A 24-year-old male was admitted to the emergency room with complaints of dyspnea that had progressively gotten worse throughout the past week. The patient’s family history and medical background were unremarkable. However, it was discovered that in the two weeks before the hospital admission, he had been consuming 8 to 10 cans of energy drinks each day (3.5 to 4 L/d). Three days after his first energy drink, he claimed to have experienced fatigue and dyspnea. During a physical examination, orthopnea, bilateral diffuse rales, and 2+ pretibial edema were all present.
The electrocardiogram (ECG) revealed sinus rhythm, a heart rate of 110 beats per minute, and T-wave inversion in leads V4 to V6. A consolidated area in the right lower quadrant was seen on the chest X-ray. Computed tomography of the thorax showed pleural effusion and pulmonary edema. Left ventricular echocardiography revealed a left ventricular ejection fraction of 25%, end-diastolic diameters of 62 mm and an end-systolic diameter of 52 mm, an interventricular septum of 7 mm, and a posterior wall of 6 mm, as well as dilated left ventricular dimensions and global left ventricular hypokinesia
Both the size and functionality of the right ventricle were normal. After receiving a diagnosis of acute heart failure, the patient was admitted to the hospital. Furthermore, after diuretic treatment and symptom relief, the etiologic investigation was carried out. Coronary angiography showed that the coronary arteries were healthy. A cardiovascular MRI was performed two months following the diagnosis. It showed a cardiac output of 4.3 mL, an end-diastolic volume of 229 mL, an end-systolic volume of 169 mL, an interventricular septum of 7 mm, and an ejection percentage of 26%. The systolic function was also diminished, and the left ventricle was dilated. There was no pathological improvement found.
In cine imaging, right ventricular functions were normal. At the control visit six months later, there was no improvement in the echocardiographic data.
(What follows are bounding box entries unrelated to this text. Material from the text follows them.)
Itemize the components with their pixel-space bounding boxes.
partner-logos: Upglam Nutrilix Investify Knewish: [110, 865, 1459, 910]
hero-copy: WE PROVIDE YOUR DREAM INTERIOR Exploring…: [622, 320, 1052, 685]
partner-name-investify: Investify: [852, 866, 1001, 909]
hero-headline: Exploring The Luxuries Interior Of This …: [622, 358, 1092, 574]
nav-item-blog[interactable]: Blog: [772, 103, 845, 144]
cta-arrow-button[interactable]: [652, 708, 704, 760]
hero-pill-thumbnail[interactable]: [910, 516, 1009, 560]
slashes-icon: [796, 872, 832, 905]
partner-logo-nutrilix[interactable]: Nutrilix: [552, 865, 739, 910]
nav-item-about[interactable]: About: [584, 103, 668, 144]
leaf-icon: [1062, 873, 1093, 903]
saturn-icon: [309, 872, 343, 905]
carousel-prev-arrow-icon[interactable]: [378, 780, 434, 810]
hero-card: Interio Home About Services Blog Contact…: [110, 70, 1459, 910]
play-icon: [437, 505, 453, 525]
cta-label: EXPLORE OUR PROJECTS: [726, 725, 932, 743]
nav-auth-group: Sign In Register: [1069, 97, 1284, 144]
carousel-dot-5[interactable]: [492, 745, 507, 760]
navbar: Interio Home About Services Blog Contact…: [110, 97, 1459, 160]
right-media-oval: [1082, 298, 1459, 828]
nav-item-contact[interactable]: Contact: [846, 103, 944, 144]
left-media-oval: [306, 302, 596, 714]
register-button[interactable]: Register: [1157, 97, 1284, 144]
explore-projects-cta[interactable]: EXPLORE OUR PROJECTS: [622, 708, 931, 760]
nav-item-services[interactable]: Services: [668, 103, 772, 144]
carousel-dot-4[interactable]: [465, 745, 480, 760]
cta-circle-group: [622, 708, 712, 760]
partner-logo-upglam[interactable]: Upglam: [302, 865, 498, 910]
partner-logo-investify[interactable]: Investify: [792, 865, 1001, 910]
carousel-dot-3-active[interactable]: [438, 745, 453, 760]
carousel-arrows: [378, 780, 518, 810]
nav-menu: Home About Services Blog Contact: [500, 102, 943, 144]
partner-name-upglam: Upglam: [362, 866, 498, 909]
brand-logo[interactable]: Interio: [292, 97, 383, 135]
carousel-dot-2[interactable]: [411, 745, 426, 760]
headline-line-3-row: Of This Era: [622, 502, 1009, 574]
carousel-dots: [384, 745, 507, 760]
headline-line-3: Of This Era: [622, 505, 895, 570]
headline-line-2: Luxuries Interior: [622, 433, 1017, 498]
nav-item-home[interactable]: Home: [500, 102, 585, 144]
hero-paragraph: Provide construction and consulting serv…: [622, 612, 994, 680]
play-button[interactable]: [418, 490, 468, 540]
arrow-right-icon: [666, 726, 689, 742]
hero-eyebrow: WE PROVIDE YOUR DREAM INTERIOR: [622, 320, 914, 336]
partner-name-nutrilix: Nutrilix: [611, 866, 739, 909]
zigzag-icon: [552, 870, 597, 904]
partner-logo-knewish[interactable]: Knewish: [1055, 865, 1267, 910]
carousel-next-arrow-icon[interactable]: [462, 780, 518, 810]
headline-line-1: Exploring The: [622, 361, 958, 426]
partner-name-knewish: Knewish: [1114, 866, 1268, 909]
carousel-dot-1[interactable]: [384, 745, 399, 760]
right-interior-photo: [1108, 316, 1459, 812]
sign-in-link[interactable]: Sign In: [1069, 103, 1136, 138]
Overconsumption of energy drinks has been linked to grave cardiovascular and neurological problems. There have been various reported seizure cases from a neurological perspective. The most often reported cases involving the cardiovascular system include palpitations, arrhythmias, and coronary events.
The maximum daily caffeine intake is 400 mg/d, with caffeine levels of 4 g/d and 10 g/d deemed hazardous and deadly, respectively. Guarana, another low-amount component, has been utilized as a heart stimulant since ancient times. More caffeine than coffee beans is found in guarana, which also contains xanthine alkaloids, including theobromine and theophylline. However, L-carnitine has been proven to lessen angina and ventricular arrhythmias, whereas taurine has been demonstrated to cause atrial and ventricular arrhythmias by reducing the action potential. Together, these two amino compounds are present in energy beverages and have opposite effects.
The effects of energy drinks can be amplified by alcohol and other concurrent drugs. The half-life of caffeine is extended by 72% when combined with alcohol.
This patient was a social drinker. He did not report the use of concurrent vasospastic causes like cocaine, though. Hypertrophic cardiomyopathy and Prinzmetal’s angina were ruled out as diagnoses.
After the acute infectious phase, an improvement in heart functioning is typically anticipated.
The patient underwent 96 hours of rhythm Holter monitoring. Dysrhythmia couldn’t be found. However, his admission ECG was in sinus rhythm, and at the 6-month follow-up, there had been no change in ejection fraction despite rate control and the best medical care. Endomyocardial biopsy, the gold standard in the diagnosis of cardiomyopathy, could aid in the differential diagnosis.